En NotiMundo a la Carta,Renato Rivera, experto en seguridad y crimen organizado señaló que los homicidios intencionales registran una reducción aproximada del 12% frente al año pasado. Sin embargo, advirtió que este dato no debe interpretarse como un avance real, ya que, al comparar el comportamiento de la violencia entre 2024 y 2026, el problema persiste y mantiene niveles preocupantes.
Además, cuestionó el discurso de que "se están matando entre ellos", al considerar que minimiza el impacto de la violencia sobre la población. Rivera explicó que una de las principales debilidades del Estado es la falta de capacidades institucionales para contener el crecimiento de los homicidios.
Sostuvo que la respuesta se ha concentrado en la acción de la Policía y las Fuerzas Armadas, mientras continúan ausentes estrategias sostenidas de prevención, investigación y contención del delito. En ese sentido, advirtió que la limitada capacidad para judicializar e investigar los crímenes incrementa la impunidad, lo que favorece la comisión de nuevos delitos y fortalece a las organizaciones criminales.
El analista también indicó que la reducción de homicidios en ciudades como Guayaquil responde a múltiples factores, entre ellos la fragmentación de grupos delictivos, y no únicamente a la aplicación de estados de excepción. Añadió que las organizaciones criminales han trasladado parte de sus operaciones hacia provincias como Manabí y El Oro, atraídas por la rentabilidad de actividades ilícitas como la minería ilegal y el narcotráfico.
Asimismo, sostuvo que las políticas de "mano dura" dirigidas contra los cabecillas de las bandas no han logrado mejorar la percepción de seguridad de la ciudadanía. A su criterio, este objetivo solo será posible mediante políticas integrales que incluyan recuperación de espacios públicos, mejor iluminación, inversión social y fortalecimiento institucional.

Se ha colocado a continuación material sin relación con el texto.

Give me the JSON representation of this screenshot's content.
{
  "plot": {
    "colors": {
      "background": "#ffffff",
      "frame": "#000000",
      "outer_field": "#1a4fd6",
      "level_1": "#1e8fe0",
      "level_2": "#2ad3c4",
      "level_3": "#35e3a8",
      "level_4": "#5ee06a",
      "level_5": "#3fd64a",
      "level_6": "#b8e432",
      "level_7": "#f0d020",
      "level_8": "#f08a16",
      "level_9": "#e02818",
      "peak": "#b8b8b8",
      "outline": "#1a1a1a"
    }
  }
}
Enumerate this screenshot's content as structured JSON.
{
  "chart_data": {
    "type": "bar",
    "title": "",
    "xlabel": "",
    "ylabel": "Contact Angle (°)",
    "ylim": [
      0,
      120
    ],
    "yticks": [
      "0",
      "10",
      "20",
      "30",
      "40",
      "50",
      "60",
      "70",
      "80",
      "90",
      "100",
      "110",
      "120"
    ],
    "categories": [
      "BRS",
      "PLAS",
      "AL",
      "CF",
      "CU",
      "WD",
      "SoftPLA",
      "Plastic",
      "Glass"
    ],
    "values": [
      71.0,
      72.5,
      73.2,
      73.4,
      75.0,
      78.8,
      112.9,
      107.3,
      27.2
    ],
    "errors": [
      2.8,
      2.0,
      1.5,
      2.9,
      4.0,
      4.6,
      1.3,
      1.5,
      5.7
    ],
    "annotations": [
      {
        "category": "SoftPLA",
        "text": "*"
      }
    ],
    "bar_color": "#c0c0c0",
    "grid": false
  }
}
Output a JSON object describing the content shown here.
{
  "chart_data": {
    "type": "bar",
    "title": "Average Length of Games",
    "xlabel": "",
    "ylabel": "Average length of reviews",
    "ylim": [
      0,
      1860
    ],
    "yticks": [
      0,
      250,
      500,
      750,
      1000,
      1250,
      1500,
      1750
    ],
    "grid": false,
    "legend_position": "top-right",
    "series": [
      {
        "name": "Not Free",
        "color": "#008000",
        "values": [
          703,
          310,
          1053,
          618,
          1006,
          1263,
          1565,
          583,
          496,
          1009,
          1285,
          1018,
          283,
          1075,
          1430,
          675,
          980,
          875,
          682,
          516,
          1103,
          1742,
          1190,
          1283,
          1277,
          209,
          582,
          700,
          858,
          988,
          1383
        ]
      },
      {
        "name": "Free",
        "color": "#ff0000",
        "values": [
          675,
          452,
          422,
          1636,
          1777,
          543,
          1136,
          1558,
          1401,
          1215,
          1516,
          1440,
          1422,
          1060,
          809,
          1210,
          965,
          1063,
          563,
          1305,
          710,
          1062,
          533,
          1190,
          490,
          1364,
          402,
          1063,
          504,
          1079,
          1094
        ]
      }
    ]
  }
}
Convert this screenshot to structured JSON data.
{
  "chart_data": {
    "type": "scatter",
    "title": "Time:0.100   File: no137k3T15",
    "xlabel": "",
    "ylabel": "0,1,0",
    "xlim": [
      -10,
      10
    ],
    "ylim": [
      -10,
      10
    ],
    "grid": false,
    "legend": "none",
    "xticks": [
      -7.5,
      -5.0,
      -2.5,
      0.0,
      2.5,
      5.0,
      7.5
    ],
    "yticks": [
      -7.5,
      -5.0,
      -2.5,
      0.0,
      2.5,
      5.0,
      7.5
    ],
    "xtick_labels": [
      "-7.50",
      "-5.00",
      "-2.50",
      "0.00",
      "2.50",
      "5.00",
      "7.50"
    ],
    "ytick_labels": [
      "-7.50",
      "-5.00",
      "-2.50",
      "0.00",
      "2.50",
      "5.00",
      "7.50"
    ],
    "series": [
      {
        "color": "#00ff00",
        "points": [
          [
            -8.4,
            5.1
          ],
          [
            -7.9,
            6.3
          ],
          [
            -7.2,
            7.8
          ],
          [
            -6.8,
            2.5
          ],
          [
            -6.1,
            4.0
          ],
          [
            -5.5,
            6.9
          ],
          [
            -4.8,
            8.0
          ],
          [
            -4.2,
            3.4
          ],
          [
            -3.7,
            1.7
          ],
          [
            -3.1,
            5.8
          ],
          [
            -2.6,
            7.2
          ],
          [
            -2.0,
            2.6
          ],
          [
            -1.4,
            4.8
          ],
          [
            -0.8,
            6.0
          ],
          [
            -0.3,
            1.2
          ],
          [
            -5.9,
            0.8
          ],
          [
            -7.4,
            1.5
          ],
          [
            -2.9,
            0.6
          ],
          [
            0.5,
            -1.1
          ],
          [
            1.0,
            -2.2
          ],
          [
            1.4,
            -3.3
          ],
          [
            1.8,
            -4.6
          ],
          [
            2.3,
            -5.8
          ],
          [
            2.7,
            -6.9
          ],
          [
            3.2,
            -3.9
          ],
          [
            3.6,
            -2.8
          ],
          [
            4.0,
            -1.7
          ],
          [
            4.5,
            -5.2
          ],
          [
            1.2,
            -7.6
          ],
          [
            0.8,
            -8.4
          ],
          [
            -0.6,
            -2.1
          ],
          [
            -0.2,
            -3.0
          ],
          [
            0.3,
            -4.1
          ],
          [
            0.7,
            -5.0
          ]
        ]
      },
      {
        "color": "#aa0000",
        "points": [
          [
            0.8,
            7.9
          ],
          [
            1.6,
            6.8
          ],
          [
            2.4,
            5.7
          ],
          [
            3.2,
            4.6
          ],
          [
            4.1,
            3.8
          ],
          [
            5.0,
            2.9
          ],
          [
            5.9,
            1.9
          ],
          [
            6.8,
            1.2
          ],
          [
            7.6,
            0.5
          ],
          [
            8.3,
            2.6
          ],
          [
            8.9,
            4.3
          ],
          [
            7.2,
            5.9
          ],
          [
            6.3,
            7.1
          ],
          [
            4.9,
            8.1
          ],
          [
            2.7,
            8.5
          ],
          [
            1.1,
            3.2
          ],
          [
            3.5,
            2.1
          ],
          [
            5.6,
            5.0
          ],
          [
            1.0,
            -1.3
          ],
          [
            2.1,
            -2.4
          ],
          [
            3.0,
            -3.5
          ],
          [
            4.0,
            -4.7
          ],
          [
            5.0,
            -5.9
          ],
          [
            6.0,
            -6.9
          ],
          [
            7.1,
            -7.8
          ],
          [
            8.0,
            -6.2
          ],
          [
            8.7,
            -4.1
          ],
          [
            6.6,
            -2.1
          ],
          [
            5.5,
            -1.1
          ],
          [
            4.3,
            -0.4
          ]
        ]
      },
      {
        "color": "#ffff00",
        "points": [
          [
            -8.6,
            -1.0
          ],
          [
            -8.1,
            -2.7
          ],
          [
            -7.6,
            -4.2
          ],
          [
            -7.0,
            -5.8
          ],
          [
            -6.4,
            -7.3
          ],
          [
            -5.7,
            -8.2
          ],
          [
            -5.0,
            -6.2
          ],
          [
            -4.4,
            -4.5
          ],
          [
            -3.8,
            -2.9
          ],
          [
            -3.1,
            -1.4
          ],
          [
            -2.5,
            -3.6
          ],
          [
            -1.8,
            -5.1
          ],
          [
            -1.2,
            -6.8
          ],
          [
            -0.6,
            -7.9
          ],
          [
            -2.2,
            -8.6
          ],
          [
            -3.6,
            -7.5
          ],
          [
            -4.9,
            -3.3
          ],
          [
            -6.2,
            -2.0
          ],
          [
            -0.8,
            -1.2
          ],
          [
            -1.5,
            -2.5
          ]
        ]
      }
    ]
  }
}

Finalmente, Rivera advirtió que la confrontación entre el Gobierno central y los gobiernos locales dificulta la implementación de políticas públicas de seguridad, especialmente en periodos electorales. También alertó que la disminución de denuncias por delitos como la extorsión no representa una reducción de estos hechos, sino una creciente desconfianza de la ciudadanía hacia las instituciones, debido a la percepción de que denunciar no genera respuestas efectivas.